Okay, this conversation that's popped up on Mike's blog intrigued me. The premise is, if being a Eurosnob is bad - and it is, for reasons that I detail in my upcoming book, Crap, All We Have To Do Is Beat England And There Will Be No More Eurosnobs Forever...Oh Please Beat England, Please Please Please Please - then being an MLS snob at the expense of lower division teams is also bad.
I could and should let Mike deal with the topic, but I felt, as the author of the award-winning children's book, If You Give a Eurosnob a Cookie, You're Worse Than Hitler, that I should say something.
The conversation on Mike's blog took aim squarely at Seattle, but the argument applies to Toronto FC fans who ignored the Lynx, and Timbers and Whitecaps fans who will presumably materialize in 2011 but didn't last year and won't this year. It also applies to Rapids fans who didn't watch the Foxes, Clashquakes fans who didn't watch the Blackhawks, Galaxy fans who ignored the Salsa, and Crew fans who didn't watch the Xoggz or whatever the crap they were called.

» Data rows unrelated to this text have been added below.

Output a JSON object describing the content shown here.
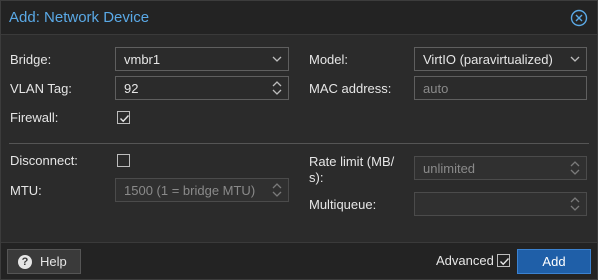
{
  "dialog": {
    "title": "Add: Network Device"
  },
  "left": {
    "bridge": {
      "label": "Bridge:",
      "value": "vmbr1"
    },
    "vlan": {
      "label": "VLAN Tag:",
      "value": "92"
    },
    "firewall": {
      "label": "Firewall:",
      "checked": true
    },
    "disconnect": {
      "label": "Disconnect:",
      "checked": false
    },
    "mtu": {
      "label": "MTU:",
      "placeholder": "1500 (1 = bridge MTU)"
    }
  },
  "right": {
    "model": {
      "label": "Model:",
      "value": "VirtIO (paravirtualized)"
    },
    "mac": {
      "label": "MAC address:",
      "placeholder": "auto"
    },
    "rate_limit": {
      "label_line1": "Rate limit (MB/",
      "label_line2": "s):",
      "placeholder": "unlimited"
    },
    "multiqueue": {
      "label": "Multiqueue:",
      "value": ""
    }
  },
  "footer": {
    "help_label": "Help",
    "advanced_label": "Advanced",
    "advanced_checked": true,
    "add_label": "Add"
  },
  "colors": {
    "accent": "#5aa9e6",
    "primary_button": "#1f5fa8"
  },
  "icons": {
    "close": "circle-x-icon",
    "help": "question-circle-icon",
    "dropdown": "chevron-down-icon",
    "spinner": "up-down-spinner-icon",
    "check": "check-icon"
  }
}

Advertising budgets for USL teams are tiny compared to MLS teams, and it's not like MLS teams can afford blanket coverage. It's entirely believeable to me that there were thousands of instant, diehard TFC fans who never heard of the freaking Lynx. I couldn't tell you where the Salsa used to play - I *think* it was Fullerton in Orange County, but don't quote me on that.
There are also, uncomfortably, level of play and atmosphere issues. These are very close to reasons Eurosnobs give for their sinful behavior, as I detail in my other award-winning children's book The Very Hungry Eurosnob. The USL Sounders did not have Keller, Ljungberg and Fredy. The Lynx did not have...well, TFC doesn't have much of anybody either, but the Lynx had nothing. It's called "second division," which hurts marketing to some extent, but the money just isn't there to bring in bigger names.
"Accessibility" was a point made in favor of USL teams, theory being that their players and other personnel are much more down to earth. Well, there are other ways to define access. Try getting a schedule of games. Or seeing their road games on television. Or keeping up with their roster changes. Or getting club gear. It's only in the Internet-era that you could begin to do such things, and even then your only outlet is going to be the official site and maybe an unofficial fan forum or two. In that sense, MLS is more accessible than the USL.
The MLSnob also supports American soccer, which is really the nationalist underpinning behind Eurosnob hatred to begin with. I explore this topic further in my young adult fiction series, Vampire Eurosnob Senior Prom. The MLSnob is willing to attend a game, theoretically. The very worst MLSnob or USnob - let's say, he lives in the Twin Cities, and despises the Thunder. That person would attend a Minnesota Kicks FC game (or whatever zombie nickname a Twin Cities MLS team would give itself), and would certainly attend a US game in...well, God, hopefully not the freaking Metrodome. The Minnesota-based EUROsnob, however, thinks all of these experiences are worse than sitting on the couch with the TV on. Or, if he's feeling very adventurous, going down to the British-themed pub.
Can you be a sincere fan of a team thousands of miles from where you live? Sure, I guess. But what do we tend to think of sincere Cowboys, Yankees or Lakers fans who live in Keokuk? Front-running, glory-hunting, pencil-necked, grit-sucking sacks of crap, and that's if you're in a GOOD mood.
Same with soccer. Yes, Timbers and Whitecaps fans should get on the bus this year, and not next. And any soccer fan in Charleston or Rochester or the Twin Cities owes it to himself or herself to support their local. But MLSnobbery, even from someone who lives across the street from Blackbaud Stadium, still doesn't rise to the level of felony obnoxious.
Anyway, in June there's a glorious, unmatched opportunity to make Eurosnobs as common as Whigs or Clippers fans, and it's not a coincidence that I have it in big bold letters up there. Beating England would do for Eurosnobbery what the hydrogen bomb did for the Bikini Atoll Chamber of Commerce. Beating England would even help Canadian soccer, that's how important beating England is. Beat England. Beat the Eurosnobs. Buy bonds.
So I hope that answered the question that one person asked a different person that had nothing to do with me. 2010's off to a GREAT START!